The “War on Drugs” is the most commonly condemned for the genesis of this movement on what seemed to be the war on the mentally ill and poor. It all began with Richard Nixon. In the sixties, drugs were a symbol of restless youth, escapism, the beginning of a mutinous revolt of citizens. Drugs served as a reaction to the unfortunate reality Americans were living in with Nixon, the Vietnam war, and the evident lack of opportunity in America for a certain type of people. The Drug Policy Alliance has quoted one of Nixon’s top aides John Ehrlichman that shows who and what the Nixon administration really cared about: “You want to know what this was really all about. The Nixon campaign in 1968, and the Nixon White House after that, had two enemies: the antiwar left and black people. You understand what I’m saying. We knew we couldn’t make it illegal to be either against the war or black, but by getting the public to associate the hippies with marijuana and blacks with heroin, and then criminalizing both heavily, we could disrupt those communities… Did we know we were lying about the drugs? Of course, we did.” Presidents who use fear mongering need a boogie man, something to pretend to save us from. A short time of consolation took place when Jimmy Carter was elected into office. Opposite from Nixon, Jimmy Carter wanted to decriminalize weed. I think the way Jimmy Carter handled other political exploits made Americans weary of him and it convinced the public that they needed a conservative president.
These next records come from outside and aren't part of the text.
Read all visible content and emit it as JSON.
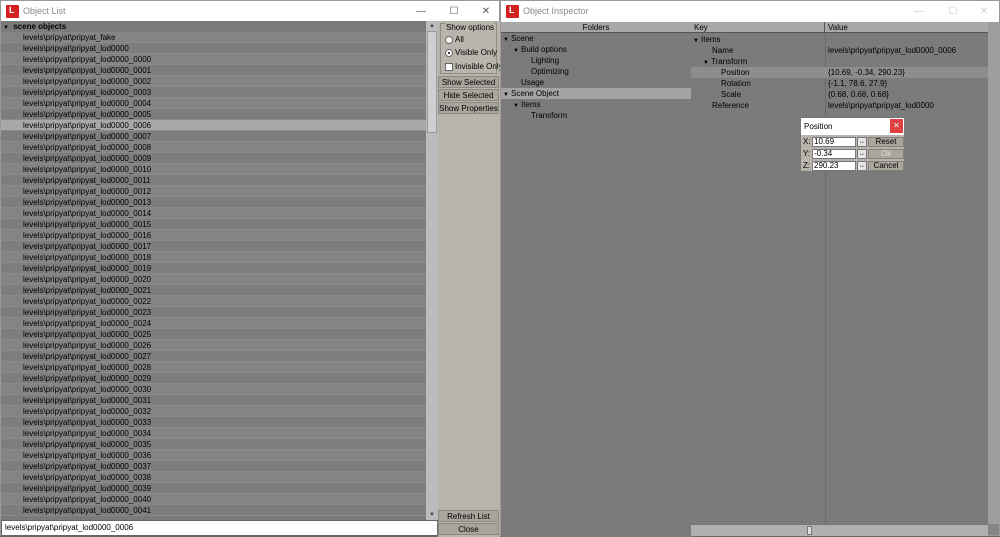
{
  "object_list_window": {
    "title": "Object List",
    "tree_root": "scene objects",
    "items": [
      "levels\\pripyat\\pripyat_fake",
      "levels\\pripyat\\pripyat_lod0000",
      "levels\\pripyat\\pripyat_lod0000_0000",
      "levels\\pripyat\\pripyat_lod0000_0001",
      "levels\\pripyat\\pripyat_lod0000_0002",
      "levels\\pripyat\\pripyat_lod0000_0003",
      "levels\\pripyat\\pripyat_lod0000_0004",
      "levels\\pripyat\\pripyat_lod0000_0005",
      "levels\\pripyat\\pripyat_lod0000_0006",
      "levels\\pripyat\\pripyat_lod0000_0007",
      "levels\\pripyat\\pripyat_lod0000_0008",
      "levels\\pripyat\\pripyat_lod0000_0009",
      "levels\\pripyat\\pripyat_lod0000_0010",
      "levels\\pripyat\\pripyat_lod0000_0011",
      "levels\\pripyat\\pripyat_lod0000_0012",
      "levels\\pripyat\\pripyat_lod0000_0013",
      "levels\\pripyat\\pripyat_lod0000_0014",
      "levels\\pripyat\\pripyat_lod0000_0015",
      "levels\\pripyat\\pripyat_lod0000_0016",
      "levels\\pripyat\\pripyat_lod0000_0017",
      "levels\\pripyat\\pripyat_lod0000_0018",
      "levels\\pripyat\\pripyat_lod0000_0019",
      "levels\\pripyat\\pripyat_lod0000_0020",
      "levels\\pripyat\\pripyat_lod0000_0021",
      "levels\\pripyat\\pripyat_lod0000_0022",
      "levels\\pripyat\\pripyat_lod0000_0023",
      "levels\\pripyat\\pripyat_lod0000_0024",
      "levels\\pripyat\\pripyat_lod0000_0025",
      "levels\\pripyat\\pripyat_lod0000_0026",
      "levels\\pripyat\\pripyat_lod0000_0027",
      "levels\\pripyat\\pripyat_lod0000_0028",
      "levels\\pripyat\\pripyat_lod0000_0029",
      "levels\\pripyat\\pripyat_lod0000_0030",
      "levels\\pripyat\\pripyat_lod0000_0031",
      "levels\\pripyat\\pripyat_lod0000_0032",
      "levels\\pripyat\\pripyat_lod0000_0033",
      "levels\\pripyat\\pripyat_lod0000_0034",
      "levels\\pripyat\\pripyat_lod0000_0035",
      "levels\\pripyat\\pripyat_lod0000_0036",
      "levels\\pripyat\\pripyat_lod0000_0037",
      "levels\\pripyat\\pripyat_lod0000_0038",
      "levels\\pripyat\\pripyat_lod0000_0039",
      "levels\\pripyat\\pripyat_lod0000_0040",
      "levels\\pripyat\\pripyat_lod0000_0041"
    ],
    "selected_index": 8,
    "show_options": {
      "label": "Show options",
      "options": [
        "All",
        "Visible Only",
        "Invisible Only"
      ],
      "selected": "Visible Only"
    },
    "buttons": {
      "show_selected": "Show Selected",
      "hide_selected": "Hide Selected",
      "show_properties": "Show Properties",
      "refresh_list": "Refresh List",
      "close": "Close"
    },
    "selected_path": "levels\\pripyat\\pripyat_lod0000_0006"
  },
  "object_inspector_window": {
    "title": "Object Inspector",
    "folders_header": "Folders",
    "folders": {
      "scene": "Scene",
      "build_options": "Build options",
      "lighting": "Lighting",
      "optimizing": "Optimizing",
      "usage": "Usage",
      "scene_object": "Scene Object",
      "items": "Items",
      "transform": "Transform"
    },
    "key_header": "Key",
    "value_header": "Value",
    "properties": {
      "items": "Items",
      "name_key": "Name",
      "name_value": "levels\\pripyat\\pripyat_lod0000_0006",
      "transform": "Transform",
      "position_key": "Position",
      "position_value": "{10.69, -0.34, 290.23}",
      "rotation_key": "Rotation",
      "rotation_value": "{-1.1, 78.6, 27.9}",
      "scale_key": "Scale",
      "scale_value": "{0.68, 0.68, 0.68}",
      "reference_key": "Reference",
      "reference_value": "levels\\pripyat\\pripyat_lod0000"
    }
  },
  "position_dialog": {
    "title": "Position",
    "x_label": "X:",
    "x_value": "10.69",
    "y_label": "Y:",
    "y_value": "-0.34",
    "z_label": "Z:",
    "z_value": "290.23",
    "reset": "Reset",
    "ok": "Ok",
    "cancel": "Cancel"
  }
}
So, as a devastating result, we got Ronald Regan in 1981. Resembling Trump, Ronald Reagan was also a celebrity who pretended to understand to the middle class and convinced them that he was running to improve their quality of life. He had a strong anti-drug ideology. “The number of people behind bars for nonviolent drug law offenses increased from 50,000 in 1980 to over 400,000 by 1997.” Nancy Reagan began the “Just say no” anti-drug campaign, which also inspired a police chief in Los Angeles begin the D.A.R.E. drug education program. The same police chief by the name of Daryl Gates also publicly stated “Casual drugs users should be taken out and shot.” It seemed to inspire a few people in positions of authority that were already fueled by hate and the Reagans put a fire under them with a soapbox to hop on. While Reagan was in office he began to defund and end harm reduction programs and needle exchanges which was also the beginning of the worsening of the HIV/AIDS crisis that was ignored while he was president. While tens of thousands died because of this epidemic, he remained almost completely silent. I think this was that admiration’s way of letting population control takes its place while seeming to keep their hands clean.

This administration successfully made drug use public enemy number one. “In 1985, the proportion of Americans polled who saw drug abuse as the nation's "number one problem" was just 2-6 percent. The figure grew through the remainder of the 1980s until, in September 1989, it reached a remarkable 64 percent – one of the most intense fixations by the American public on any issue in polling history.” While the Reagan administration was instilling fear into Americans, some people died, some got locked away in cages for minor drug charges, many more died of HIV/AIDS. The most ironic thing about the Reagan years is that by the end of his time in office, teen marijuana use had gone up. Their “boogie man” backfired because curiosity killed the false rhetoric that they tried to brainwash the Reagan youth with. It’s quite poetic to me.

“We talk about mass incarceration but we still view crime as only an individual level phenomenon, blaming it on poor decision-making, bad parenting, and disrespect for law and order. Somehow, we ignore the mass, community-wide pressures: institutionalized racial privilege and disadvantage, labor market failures and poverty. We talk about mass incarceration while only proposing individual level solutions—usually punishment— and offer little to promote healing for harm, or treatment for mental illness, for individuals or for communities.” The amount of money the United States spends on incarceration annually, the least we could do is help inmates experience a smoother transition back into the real world. You have the option to get your GED when you are incarcerated but we desperately need higher education classes or trade school classes set up. Knowledge is the one thing people cannot take from you. So being able to take a new trade, skill, or new knowledge out into the real world, it shows potential employers that you are more than your charges and past faults.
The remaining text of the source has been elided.